The Arts and Digital Technology

Frank B. Withrow - The Dawn Patrol

We often think of the early development of the computer as coming from the world of science and mathematics. However, much early exciting pioneer work was done in the areas of music and art. Raymond Kurzweil‘s early work with music synthesizers were historic. His were the only digital instruments allowed to be used in Carnegie Hall. He was able to make instruments that had the true tones of the better instruments. His father was an orchestra conductor, and he grew up with fine music.

In the fine arts world, Charles Csuri of Ohio State University has created some of the world’s finest computer art. Charles is a World War II veteran with a Bronze Star, an All American University of Ohio football player and a world-renowned computer artist.

Csuri’s images of the world give us a new perspective in a number of fields such as art, architecture, engineering, and basic science. He has been recognized as one of the world’s new artistic masters.  As an octogenarian, he continues to explore and create new and exciting works. He has influenced computer art worldwide.

Charles Csuri is a new and true creative artist of the digital age. His works will most likely live on through the ages, and he will be considered a unique master of our time. Not only his original work but his students’ works, too, will be recognized as masterpieces.

Csuri and my late wife, Margaret, worked together in the 1980s to develop some animated language development tapes. I have known him for some time.

3 Responses

  1. Hi Frank

    In response to the interesting mash-up of the texts and pictures taken from the “Beyond Boundaries” catalogue of an exhibition of Charles Csury’s works in the video you posted above:

    Charles Csuri – Beyond Boundaries Presentation (uploaded by OSCnewmedia April 17, 2009), where Csury speaks about his works and methods to students at Ohio State University.
    Version with improvable English captions and transcript:

  2. And re musicians using computers, doesn’t the use of stochastic processes by Iannis Xenakis resemble what Csuri says of his use of Animation Language in the “Infinity Series” in his Beyond Boundaries presentation above (from 5:28), Frank?

    Xenakis, who was both musician and architect, also transformed computer models of his buildings into music.

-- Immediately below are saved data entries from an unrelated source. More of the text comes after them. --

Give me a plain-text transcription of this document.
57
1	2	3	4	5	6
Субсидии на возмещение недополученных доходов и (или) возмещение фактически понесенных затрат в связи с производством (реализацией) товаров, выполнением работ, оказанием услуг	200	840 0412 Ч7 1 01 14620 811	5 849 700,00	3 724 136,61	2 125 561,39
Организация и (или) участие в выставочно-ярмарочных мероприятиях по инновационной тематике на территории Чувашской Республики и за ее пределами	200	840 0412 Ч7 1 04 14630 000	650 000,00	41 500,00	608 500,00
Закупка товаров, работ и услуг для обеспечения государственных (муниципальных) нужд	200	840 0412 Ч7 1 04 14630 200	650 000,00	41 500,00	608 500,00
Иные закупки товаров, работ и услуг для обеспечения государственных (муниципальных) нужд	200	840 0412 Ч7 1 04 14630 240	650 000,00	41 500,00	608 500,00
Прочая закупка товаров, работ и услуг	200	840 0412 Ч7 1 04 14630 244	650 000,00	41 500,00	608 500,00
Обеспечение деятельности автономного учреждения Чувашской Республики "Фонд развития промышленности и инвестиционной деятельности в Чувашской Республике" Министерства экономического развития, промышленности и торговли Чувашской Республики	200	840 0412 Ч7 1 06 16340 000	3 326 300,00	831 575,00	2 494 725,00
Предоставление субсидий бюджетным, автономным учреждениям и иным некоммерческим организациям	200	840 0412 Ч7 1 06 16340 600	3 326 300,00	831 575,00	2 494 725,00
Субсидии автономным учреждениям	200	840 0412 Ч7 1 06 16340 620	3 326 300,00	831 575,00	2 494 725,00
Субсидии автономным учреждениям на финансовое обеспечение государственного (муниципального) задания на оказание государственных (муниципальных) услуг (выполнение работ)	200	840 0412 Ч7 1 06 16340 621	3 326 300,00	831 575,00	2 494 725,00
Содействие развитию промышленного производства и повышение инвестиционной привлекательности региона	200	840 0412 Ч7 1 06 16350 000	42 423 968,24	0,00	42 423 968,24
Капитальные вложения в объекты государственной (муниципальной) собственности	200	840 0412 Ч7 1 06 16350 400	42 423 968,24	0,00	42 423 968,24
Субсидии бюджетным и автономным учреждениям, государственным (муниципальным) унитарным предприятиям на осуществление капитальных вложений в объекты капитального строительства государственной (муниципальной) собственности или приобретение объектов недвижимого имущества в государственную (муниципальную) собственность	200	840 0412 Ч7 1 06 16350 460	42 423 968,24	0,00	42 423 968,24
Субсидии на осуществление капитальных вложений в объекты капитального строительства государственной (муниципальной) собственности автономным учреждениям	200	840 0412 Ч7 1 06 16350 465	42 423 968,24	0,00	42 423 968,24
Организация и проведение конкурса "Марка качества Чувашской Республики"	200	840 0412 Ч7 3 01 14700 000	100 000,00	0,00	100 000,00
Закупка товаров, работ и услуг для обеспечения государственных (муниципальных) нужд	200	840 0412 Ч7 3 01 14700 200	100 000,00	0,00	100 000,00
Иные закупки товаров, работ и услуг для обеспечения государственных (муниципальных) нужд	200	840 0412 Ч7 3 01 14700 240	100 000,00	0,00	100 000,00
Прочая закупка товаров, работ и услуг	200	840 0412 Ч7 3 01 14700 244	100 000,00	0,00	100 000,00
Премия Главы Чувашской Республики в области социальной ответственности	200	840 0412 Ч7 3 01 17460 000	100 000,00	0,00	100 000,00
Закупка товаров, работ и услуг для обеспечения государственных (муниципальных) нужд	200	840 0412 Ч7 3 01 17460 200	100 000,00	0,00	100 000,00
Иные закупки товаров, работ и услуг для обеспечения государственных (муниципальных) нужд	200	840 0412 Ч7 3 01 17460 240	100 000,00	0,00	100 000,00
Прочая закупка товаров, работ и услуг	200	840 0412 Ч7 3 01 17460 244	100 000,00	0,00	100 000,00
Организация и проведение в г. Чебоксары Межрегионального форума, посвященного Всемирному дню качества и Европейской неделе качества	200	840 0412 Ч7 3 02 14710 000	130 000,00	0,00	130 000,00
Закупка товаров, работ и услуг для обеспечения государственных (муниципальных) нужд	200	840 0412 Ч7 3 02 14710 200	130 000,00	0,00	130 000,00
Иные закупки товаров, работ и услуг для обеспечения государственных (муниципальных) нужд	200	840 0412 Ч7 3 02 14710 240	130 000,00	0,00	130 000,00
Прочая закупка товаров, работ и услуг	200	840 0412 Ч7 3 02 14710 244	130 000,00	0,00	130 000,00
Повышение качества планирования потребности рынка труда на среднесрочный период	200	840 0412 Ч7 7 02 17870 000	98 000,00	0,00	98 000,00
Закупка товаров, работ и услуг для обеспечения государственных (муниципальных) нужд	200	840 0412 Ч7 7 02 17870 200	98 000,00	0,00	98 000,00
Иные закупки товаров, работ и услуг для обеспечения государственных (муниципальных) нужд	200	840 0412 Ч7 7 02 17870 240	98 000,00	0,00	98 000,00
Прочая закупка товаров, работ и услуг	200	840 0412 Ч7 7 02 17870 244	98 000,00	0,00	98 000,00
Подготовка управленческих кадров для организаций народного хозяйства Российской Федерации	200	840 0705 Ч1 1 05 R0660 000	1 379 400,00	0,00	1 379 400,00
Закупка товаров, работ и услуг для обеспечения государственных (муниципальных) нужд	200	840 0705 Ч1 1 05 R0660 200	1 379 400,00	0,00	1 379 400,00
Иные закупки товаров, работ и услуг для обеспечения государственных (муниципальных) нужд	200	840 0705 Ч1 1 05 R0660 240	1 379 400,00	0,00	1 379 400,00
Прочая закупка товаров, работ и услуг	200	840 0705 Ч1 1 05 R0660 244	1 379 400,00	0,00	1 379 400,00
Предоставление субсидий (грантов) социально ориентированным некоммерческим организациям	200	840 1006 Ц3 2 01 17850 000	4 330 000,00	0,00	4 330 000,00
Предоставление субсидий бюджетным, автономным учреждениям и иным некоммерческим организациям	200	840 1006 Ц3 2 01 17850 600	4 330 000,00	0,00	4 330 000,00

But here, I’ll embed a video about “Poème électronique” a stunning 1958 collaborative work under the lead of Le Corbusier in which he participated, together with the composer Edgar Varèse, and which has recently been electronically restored from its various remaining elements:

    VEP Project Documentary, uploaded by fnunnari, August 31, 2007, with captions.

  3. I have done some old fashion cell animation work. One five minute film is A Line and A Dot that wanted become a ball but became a splash. It is a take off on Fantasia. It is abstract art the moves into the 2 1/2 minute mark and then reverses. We did the same with the music. Kids like it. I used it in research asking the kids to write about their impressions while viewing and listening to the five minutes. Some kids were stimulated to write imaginary scripts whereas other simply wrote about colors and movement.